A weekly lease requires 1 weeks notice by the tenant or notice by the landlord for specified reasons.

A month to month lease requires 1 months notice by the tenant or notice by the landlord for specified reasons.

In an annual lease the tenant needs to give 3 months notice before the end of the lease, or it will be automatically renewed.  The landlord can only give notice for specified reasons.

What are the tenant tenure rules in your province or state?

In Nova Scotia the residential tenancy rules changed a couple of years ago.  The biggest change was that as soon as a tenant moves in, they have tenure.  The previous rule was that a tenant had to live in a place for five years before they had tenure.  Please not the tenure rule does not apply to fixed term leases.

What does this mean for landlords in plain English?

The moment a tenant takes possession of a property they have all the residential tenancy rights stacked in their favor.  They still have to abide by the terms of the lease, however, you cannot remove them from the property unless they stop paying rent, violate the terms of the lease, you as the owner plan to move in (or have a relative move in), or are doing a major renovation that makes the unit unlivable.

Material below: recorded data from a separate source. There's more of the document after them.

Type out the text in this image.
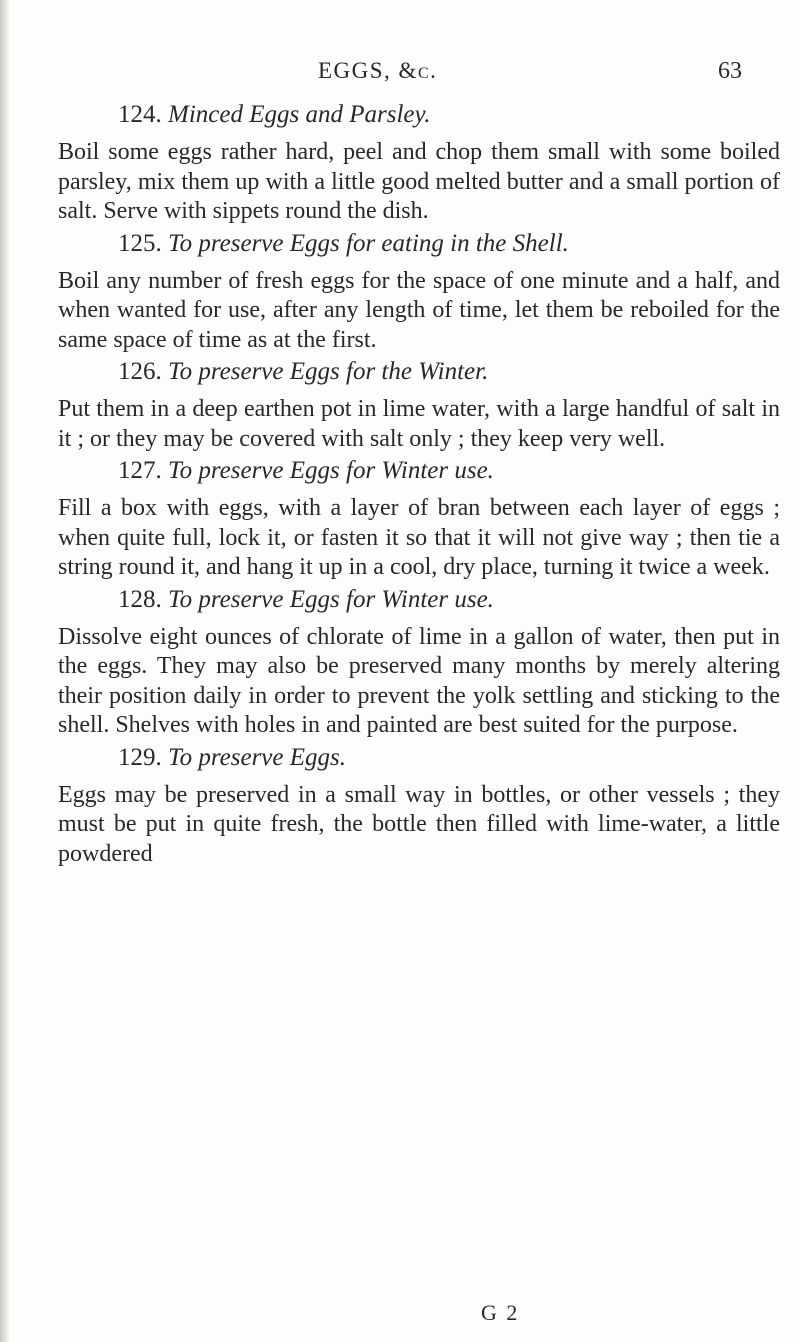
EGGS, &c.	63
124. Minced Eggs and Parsley.

Boil some eggs rather hard, peel and chop them small with some boiled parsley, mix them up with a little good melted butter and a small portion of salt. Serve with sippets round the dish.

125. To preserve Eggs for eating in the Shell.

Boil any number of fresh eggs for the space of one minute and a half, and when wanted for use, after any length of time, let them be reboiled for the same space of time as at the first.

126. To preserve Eggs for the Winter.

Put them in a deep earthen pot in lime water, with a large handful of salt in it ; or they may be covered with salt only ; they keep very well.

127. To preserve Eggs for Winter use.

Fill a box with eggs, with a layer of bran between each layer of eggs ; when quite full, lock it, or fasten it so that it will not give way ; then tie a string round it, and hang it up in a cool, dry place, turning it twice a week.

128. To preserve Eggs for Winter use.

Dissolve eight ounces of chlorate of lime in a gallon of water, then put in the eggs. They may also be preserved many months by merely altering their position daily in order to prevent the yolk settling and sticking to the shell. Shelves with holes in and painted are best suited for the purpose.

129. To preserve Eggs.

Eggs may be preserved in a small way in bottles, or other vessels ; they must be put in quite fresh, the bottle then filled with lime-water, a little powdered

G 2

We have found the best lease to start any new relationship with is a fixed term.  We start with a six month fixed term, with an option to renew as long as everything is going well for both the tenant and the building owner. The six month period gives both the tenant and us enough time to make sure it is going to be the right fit.  If either party does not think it is the right fit, no other paperwork needs to be done.  When the fixed term ends the tenant can just walk away.  If the relationship is working out well, then all that needs to happen is a new lease needs to be signed. At the end of the six month term you can be a bit more flexible on how to proceed.  I will caution you that if you sign a month to month lease, realize that the tenants only need to provide one months notice.  That can put you in a serious time crunch to fill the vacancy.

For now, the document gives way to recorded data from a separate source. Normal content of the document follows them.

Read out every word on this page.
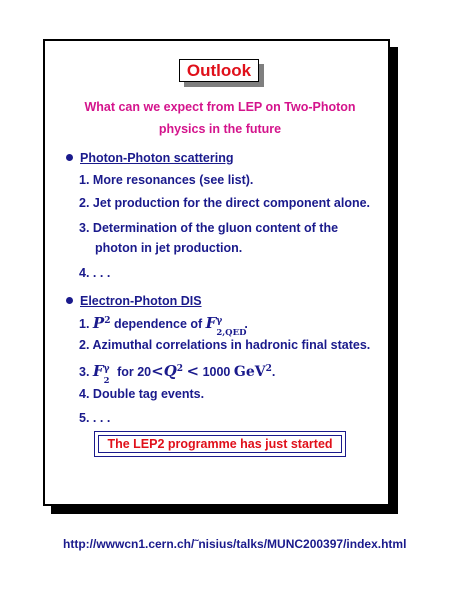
Outlook
What can we expect from LEP on Two-Photon
physics in the future
Photon-Photon scattering
1. More resonances (see list).
2. Jet production for the direct component alone.
3. Determination of the gluon content of the
photon in jet production.
4. . . .
Electron-Photon DIS
1. $P^2$ dependence of F γ
2,QED
.
2. Azimuthal correlations in hadronic final states.
3. F γ
2
for $20<Q^2 < 1000$ GeV$^2$.
4. Double tag events.
5. . . .
The LEP2 programme has just started
http://wwwcn1.cern.ch/˜nisius/talks/MUNC200397/index.html
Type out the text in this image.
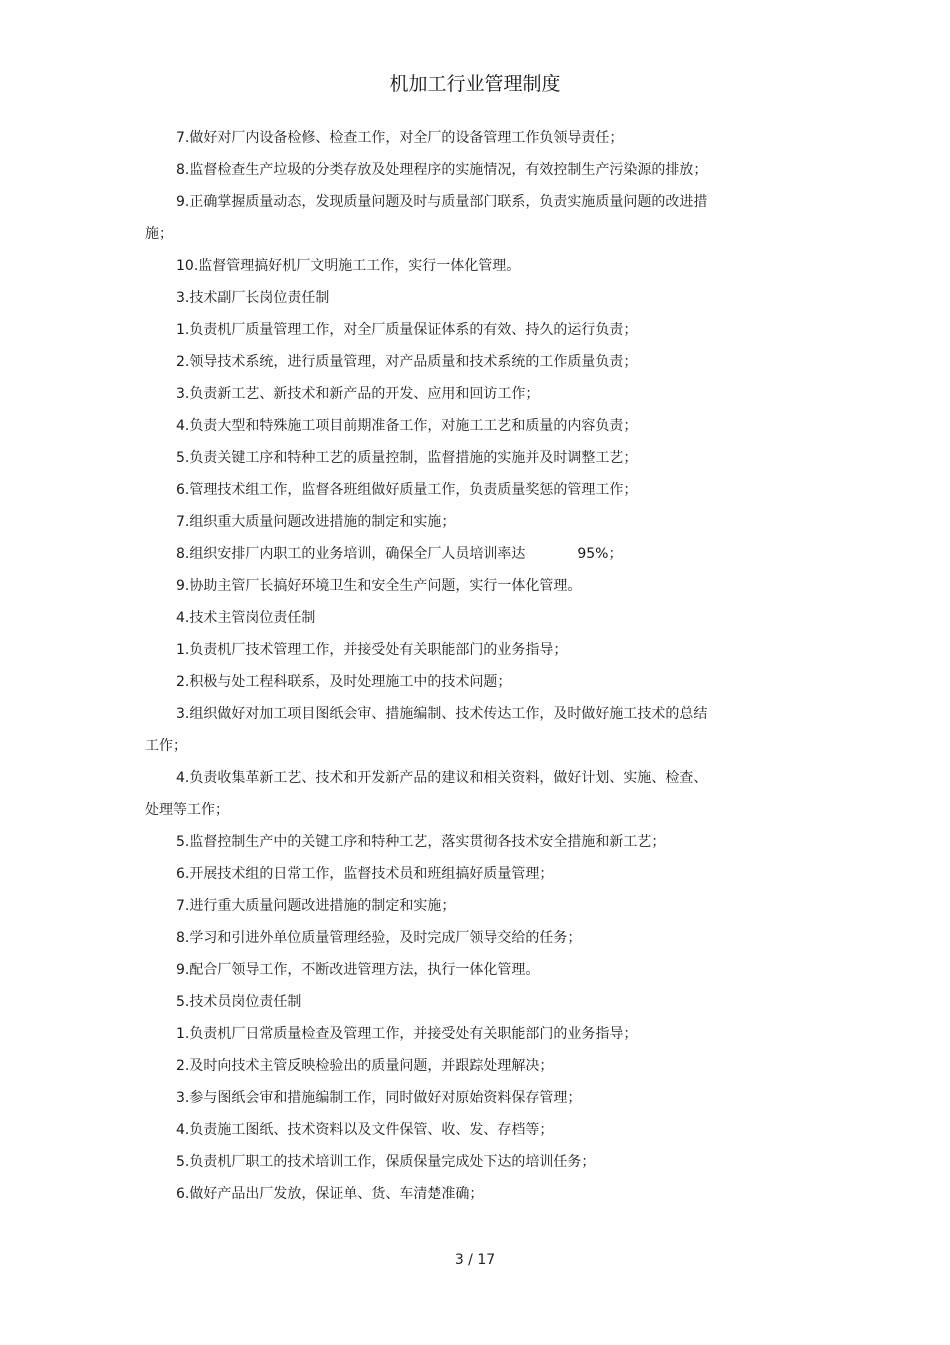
机加工行业管理制度
7.做好对厂内设备检修、检查工作，对全厂的设备管理工作负领导责任；
8.监督检查生产垃圾的分类存放及处理程序的实施情况，有效控制生产污染源的排放；
9.正确掌握质量动态，发现质量问题及时与质量部门联系，负责实施质量问题的改进措
施；
10.监督管理搞好机厂文明施工工作，实行一体化管理。
3.技术副厂长岗位责任制
1.负责机厂质量管理工作，对全厂质量保证体系的有效、持久的运行负责；
2.领导技术系统，进行质量管理，对产品质量和技术系统的工作质量负责；
3.负责新工艺、新技术和新产品的开发、应用和回访工作；
4.负责大型和特殊施工项目前期准备工作，对施工工艺和质量的内容负责；
5.负责关键工序和特种工艺的质量控制，监督措施的实施并及时调整工艺；
6.管理技术组工作，监督各班组做好质量工作，负责质量奖惩的管理工作；
7.组织重大质量问题改进措施的制定和实施；
8.组织安排厂内职工的业务培训，确保全厂人员培训率达	95%；
9.协助主管厂长搞好环境卫生和安全生产问题，实行一体化管理。
4.技术主管岗位责任制
1.负责机厂技术管理工作，并接受处有关职能部门的业务指导；
2.积极与处工程科联系，及时处理施工中的技术问题；
3.组织做好对加工项目图纸会审、措施编制、技术传达工作，及时做好施工技术的总结
工作；
4.负责收集革新工艺、技术和开发新产品的建议和相关资料，做好计划、实施、检查、
处理等工作；
5.监督控制生产中的关键工序和特种工艺，落实贯彻各技术安全措施和新工艺；
6.开展技术组的日常工作，监督技术员和班组搞好质量管理；
7.进行重大质量问题改进措施的制定和实施；
8.学习和引进外单位质量管理经验，及时完成厂领导交给的任务；
9.配合厂领导工作，不断改进管理方法，执行一体化管理。
5.技术员岗位责任制
1.负责机厂日常质量检查及管理工作，并接受处有关职能部门的业务指导；
2.及时向技术主管反映检验出的质量问题，并跟踪处理解决；
3.参与图纸会审和措施编制工作，同时做好对原始资料保存管理；
4.负责施工图纸、技术资料以及文件保管、收、发、存档等；
5.负责机厂职工的技术培训工作，保质保量完成处下达的培训任务；
6.做好产品出厂发放，保证单、货、车清楚准确；
3 / 17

What is your long term plan for the property, and how long to you plan to lease the property?

When you are leasing up a property it is important to know your long term or short term plan.  If you are planning a major renovation sometime in the next 2 years, then you may only want to do fixed term leases.  Fixed term leases will give you the specified time of when the property will be vacant.

How long does the tenant plan to live in the property?

When you are working out the details of the lease application with your potential tenant, it would be a good idea to ask how long they plan to live in the property.  It might be easiest to write up a lease that works with the tenants timeline.  For example if they are moving to a particular city for a one year work term, it might be a good plan to write 1 one year fixed term or do two 6 month fixed terms.

I hope this post gives you some insight into the types of leases that maybe available in your area.

Make sure you use the best type of lease for you and your tenant (it is a customer service business), know the rules, make sure to screen, build your portfolio with loyal, long term tenants that always pay the rent on time and enjoy leasing from you.